Pig heart
Factfile on the world's first transplant of a pig heart into a human. AFP / John SAEKI

The second living person in the world to receive a genetically modified pig heart has died 40 days after the experimental surgery. The man, identified as 58-year-old Lawrence Faucette, underwent the surgery on September 20 earlier this year. He passed away on Monday.

The procedure was carried out by the surgeons at the University of Maryland Medical School after they were given a special dispensation by the US medical regulator, per CNN.

According to doctors, the heart seemed healthy for the first month, but it eventually began to show signs of rejection. Faucette, who was ineligible for a human transplant, had said: "My only real hope left is to go with the pig heart, the xenotransplant."

A statement released by the hospital read: "Mr. Faucette had made significant progress after his surgery, engaging in physical therapy, spending time with family members, and playing cards with his wife, Ann.

"In recent days, his heart began to show initial signs of rejection --the most significant challenge with traditional transplants involving human organs as well. Despite the medical team's greatest efforts, Mr. Faucette ultimately succumbed on October 30," it added.

Faucette was a Navy veteran and retired lab technician at the National Institutes of Health. He was not eligible for a traditional heart transplant because of other health problems.

Similar surgeries have been unsuccessful in the past because the human body rapidly rejects animal organs and starts killing the organ within minutes.

Using pig heart valves on humans is already common, and their skin is grafted on human burn victims. Pigs make ideal donors because of their size, rapid growth, and large litter.

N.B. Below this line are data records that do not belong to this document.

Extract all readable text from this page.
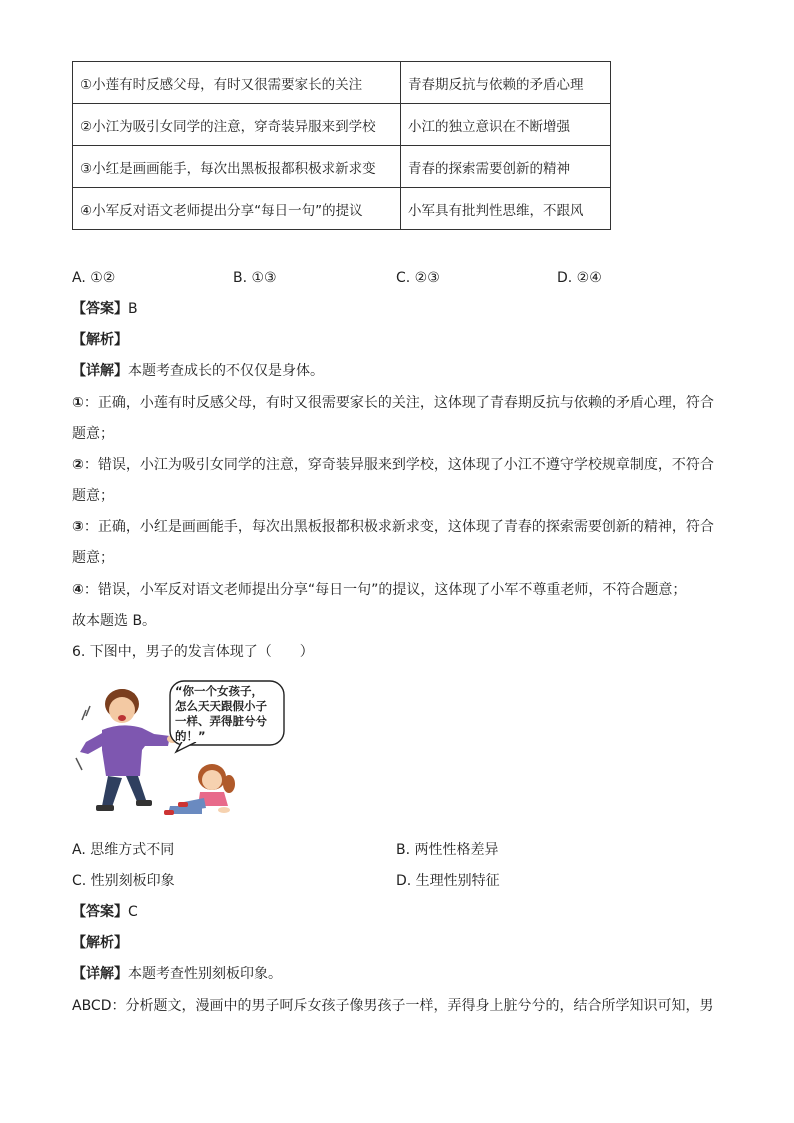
①小莲有时反感父母，有时又很需要家长的关注	青春期反抗与依赖的矛盾心理
②小江为吸引女同学的注意，穿奇装异服来到学校	小江的独立意识在不断增强
③小红是画画能手，每次出黑板报都积极求新求变	青春的探索需要创新的精神
④小军反对语文老师提出分享“每日一句”的提议	小军具有批判性思维，不跟风
A. ①②	B. ①③	C. ②③	D. ②④
【答案】B
【解析】
【详解】本题考查成长的不仅仅是身体。
①：正确，小莲有时反感父母，有时又很需要家长的关注，这体现了青春期反抗与依赖的矛盾心理，符合
题意；
②：错误，小江为吸引女同学的注意，穿奇装异服来到学校，这体现了小江不遵守学校规章制度，不符合
题意；
③：正确，小红是画画能手，每次出黑板报都积极求新求变，这体现了青春的探索需要创新的精神，符合
题意；
④：错误，小军反对语文老师提出分享“每日一句”的提议，这体现了小军不尊重老师，不符合题意；
故本题选 B。
6. 下图中，男子的发言体现了（　　）
“你一个女孩子，
怎么天天跟假小子
一样、弄得脏兮兮
的！”
A. 思维方式不同	B. 两性性格差异
C. 性别刻板印象	D. 生理性别特征
【答案】C
【解析】
【详解】本题考查性别刻板印象。
ABCD：分析题文，漫画中的男子呵斥女孩子像男孩子一样，弄得身上脏兮兮的，结合所学知识可知，男
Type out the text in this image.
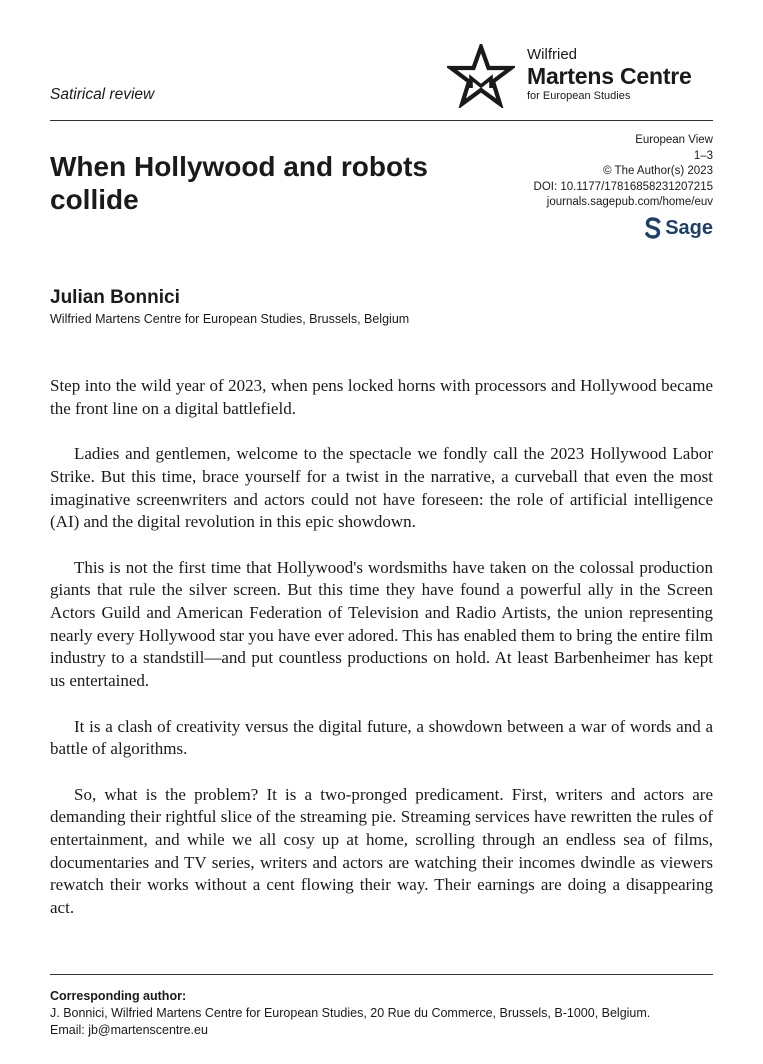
Satirical review
Wilfried
Martens Centre
for European Studies
When Hollywood and robots collide
European View
1–3
© The Author(s) 2023
DOI: 10.1177/17816858231207215
journals.sagepub.com/home/euv
Sage
Julian Bonnici
Wilfried Martens Centre for European Studies, Brussels, Belgium

Step into the wild year of 2023, when pens locked horns with processors and Hollywood became the front line on a digital battlefield.

Ladies and gentlemen, welcome to the spectacle we fondly call the 2023 Hollywood Labor Strike. But this time, brace yourself for a twist in the narrative, a curveball that even the most imaginative screenwriters and actors could not have foreseen: the role of artificial intelligence (AI) and the digital revolution in this epic showdown.

This is not the first time that Hollywood's wordsmiths have taken on the colossal production giants that rule the silver screen. But this time they have found a powerful ally in the Screen Actors Guild and American Federation of Television and Radio Artists, the union representing nearly every Hollywood star you have ever adored. This has enabled them to bring the entire film industry to a standstill—and put countless productions on hold. At least Barbenheimer has kept us entertained.

It is a clash of creativity versus the digital future, a showdown between a war of words and a battle of algorithms.

So, what is the problem? It is a two-pronged predicament. First, writers and actors are demanding their rightful slice of the streaming pie. Streaming services have rewritten the rules of entertainment, and while we all cosy up at home, scrolling through an endless sea of films, documentaries and TV series, writers and actors are watching their incomes dwindle as viewers rewatch their works without a cent flowing their way. Their earnings are doing a disappearing act.

Corresponding author:
J. Bonnici, Wilfried Martens Centre for European Studies, 20 Rue du Commerce, Brussels, B-1000, Belgium.
Email: jb@martenscentre.eu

Last year, a 31-year-old woman who had been suffering from a congenital heart defect finally got her pig and cow heart valves replaced with human ones.

The pig valve had begun to fail within a few years. The pig valve was replaced with a cow's. Shortly after, the cow valve also failed, and Cairney had to be admitted to the emergency room of a local hospital last year. She was finally able to lead a normal life due to a donor's generosity.

The first person to receive a heart transplant from a genetically modified pig passed away two months after the surgery.

US-based David Bennett underwent the surgery on January 7 last year. This surgery was also carried out by the surgeons at the University of Maryland Medical School. The doctors had then said that Bennett had been able to spend time with his family after the surgery and even watched the Super Bowl, but his condition started deteriorating eventually.

"He proved to be a brave and noble patient who fought all the way to the end," said surgeon Bartley Griffith, who performed the transplant.

In David Bennett's case, the pig whose heart was used for the transplant had undergone gene editing. The genes responsible for organ rejection had been removed.

"We have gained invaluable insights learning that the genetically modified pig heart can function well within the human body while the immune system is adequately suppressed," Muhammad Mohiuddin, director of the university's cardiac xenotransplantation program, had said then. "We remain optimistic and plan on continuing our work in future clinical trials."

Earlier this year, a team of German scientists found a way to develop the first-ever 0.5-millimetre-sized heart in a petri dish.

The breakthrough discovery will pave the way for future research on the developments of the human heart. These new insights may also lead to discoveries of why fetal hearts have the capability to repair themselves while adult human hearts generally cannot.

This knowledge could also aid in research pertaining to new treatments for heart attacks and other types of conditions, as well as investigations on the different illnesses of individual patients.